Анечка остановилась на краю трясины, маленькая и растерянная. Страх, холодный и липкий, впервые коснулся ее. Она уже собиралась разреветься и побежать обратно, когда из самой глубины тумана донесся знакомый, родной голос.
– Анечка! Доченька, иди сюда! Я его поймала!
Это была мама. Ее голос, до последней нотки. Такой же ласковый, зовущий.
– Мама? – неуверенно спросила девочка, вглядываясь в белую мглу. – Ты где?
– Здесь я, солнышко, прямо тут! – ответил голос из тумана, совсем близко. – Шарик у меня. Иди ко мне, не бойся.
Сомнения испарились. Мама была рядом. Анечка улыбнулась и, не видя ничего перед собой, сделала уверенный шаг вперед, на мягкий, пружинящий мох. Нога мгновенно ушла в холодную, жирную жижу по самое колено. Она вскрикнула от неожиданности и боли, но голос продолжал звать, теперь еще нежнее, еще настойчивее.

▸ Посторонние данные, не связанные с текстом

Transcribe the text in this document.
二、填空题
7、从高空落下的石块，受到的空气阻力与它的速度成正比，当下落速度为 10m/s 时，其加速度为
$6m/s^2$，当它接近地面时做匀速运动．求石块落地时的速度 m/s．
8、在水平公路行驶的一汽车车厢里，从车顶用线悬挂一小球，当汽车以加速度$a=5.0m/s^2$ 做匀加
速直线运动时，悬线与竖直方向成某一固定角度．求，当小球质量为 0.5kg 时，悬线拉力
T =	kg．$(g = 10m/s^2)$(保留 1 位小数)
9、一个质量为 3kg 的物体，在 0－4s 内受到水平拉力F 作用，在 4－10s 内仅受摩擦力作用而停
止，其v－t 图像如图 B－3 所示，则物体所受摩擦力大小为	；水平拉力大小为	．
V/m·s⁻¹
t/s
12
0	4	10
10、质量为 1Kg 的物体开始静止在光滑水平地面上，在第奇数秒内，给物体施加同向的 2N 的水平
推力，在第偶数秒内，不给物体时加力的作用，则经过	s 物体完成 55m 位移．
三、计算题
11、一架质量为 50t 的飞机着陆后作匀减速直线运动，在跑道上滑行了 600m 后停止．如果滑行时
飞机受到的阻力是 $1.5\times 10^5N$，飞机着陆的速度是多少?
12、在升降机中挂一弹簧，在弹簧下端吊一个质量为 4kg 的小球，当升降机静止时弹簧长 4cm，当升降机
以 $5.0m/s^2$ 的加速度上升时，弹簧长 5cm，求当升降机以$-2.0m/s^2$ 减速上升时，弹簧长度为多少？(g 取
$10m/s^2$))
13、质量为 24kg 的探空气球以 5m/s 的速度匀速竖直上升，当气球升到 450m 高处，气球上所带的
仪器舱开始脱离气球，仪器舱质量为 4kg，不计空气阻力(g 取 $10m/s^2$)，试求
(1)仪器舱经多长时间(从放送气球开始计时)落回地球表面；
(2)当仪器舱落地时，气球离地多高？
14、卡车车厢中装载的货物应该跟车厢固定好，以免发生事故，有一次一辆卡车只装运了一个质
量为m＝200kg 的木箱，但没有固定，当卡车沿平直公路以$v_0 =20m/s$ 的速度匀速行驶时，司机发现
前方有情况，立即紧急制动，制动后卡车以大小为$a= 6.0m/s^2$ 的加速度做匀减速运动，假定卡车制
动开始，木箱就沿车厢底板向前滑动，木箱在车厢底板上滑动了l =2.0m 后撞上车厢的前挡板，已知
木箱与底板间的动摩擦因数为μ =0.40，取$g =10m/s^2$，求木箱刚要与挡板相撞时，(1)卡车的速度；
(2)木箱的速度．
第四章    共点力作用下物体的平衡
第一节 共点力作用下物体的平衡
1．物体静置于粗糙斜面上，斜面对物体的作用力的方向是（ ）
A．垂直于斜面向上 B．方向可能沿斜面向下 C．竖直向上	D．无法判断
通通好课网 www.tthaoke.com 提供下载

– Иди ко мне, моя хорошая. Еще шажок. Я тебя жду.
Она сделала еще один шаг. И топь, беззвучно и равнодушно, приняла ее в свои объятия. Последним, что она увидела, был мелькнувший в разрыве тумана ярко-красный бок воздушного шарика, медленно погружающийся в черную воду.
2025 год
Старенький УАЗ-"буханка" стонал, как умирающий зверь. Каждой деталью своего измученного кузова он протестовал против дороги, если этот разбитый лесовозный след вообще можно было так назвать. Колеса вязли в рыжей жиже, ветки скребли по бокам с упорством когтей, а салон сотрясала такая тряска, что зубы отстукивали нервную, рваную дробь. Уже третий час они ползли сквозь бесконечный, угрюмый карельский лес, и казалось, что цивилизация осталась не просто в сотнях километров позади – она осталась в другой, параллельной вселенной.
Артём, сидевший рядом с водителем, вцепился в поручень и неотрывно смотрел вперед, пытаясь разглядеть хоть какой-то просвет в плотной стене елей. На его коленях лежал планшет с картой, но спутниковый сигнал давно умер, и теперь на экране застыла лишь сиротливая точка посреди бескрайнего зеленого пятна. Как руководитель экспедиции, он чувствовал, как ответственность давит на плечи тяжелее, чем рюкзак с оборудованием. Он сам выбрал это место – Тороксанские топи, одно из самых малоизученных торфяных болот на Северо-Западе. Уникальные образцы, прорывная диссертация, грант… В университете это звучало как план, здесь – как самонадеянная глупость.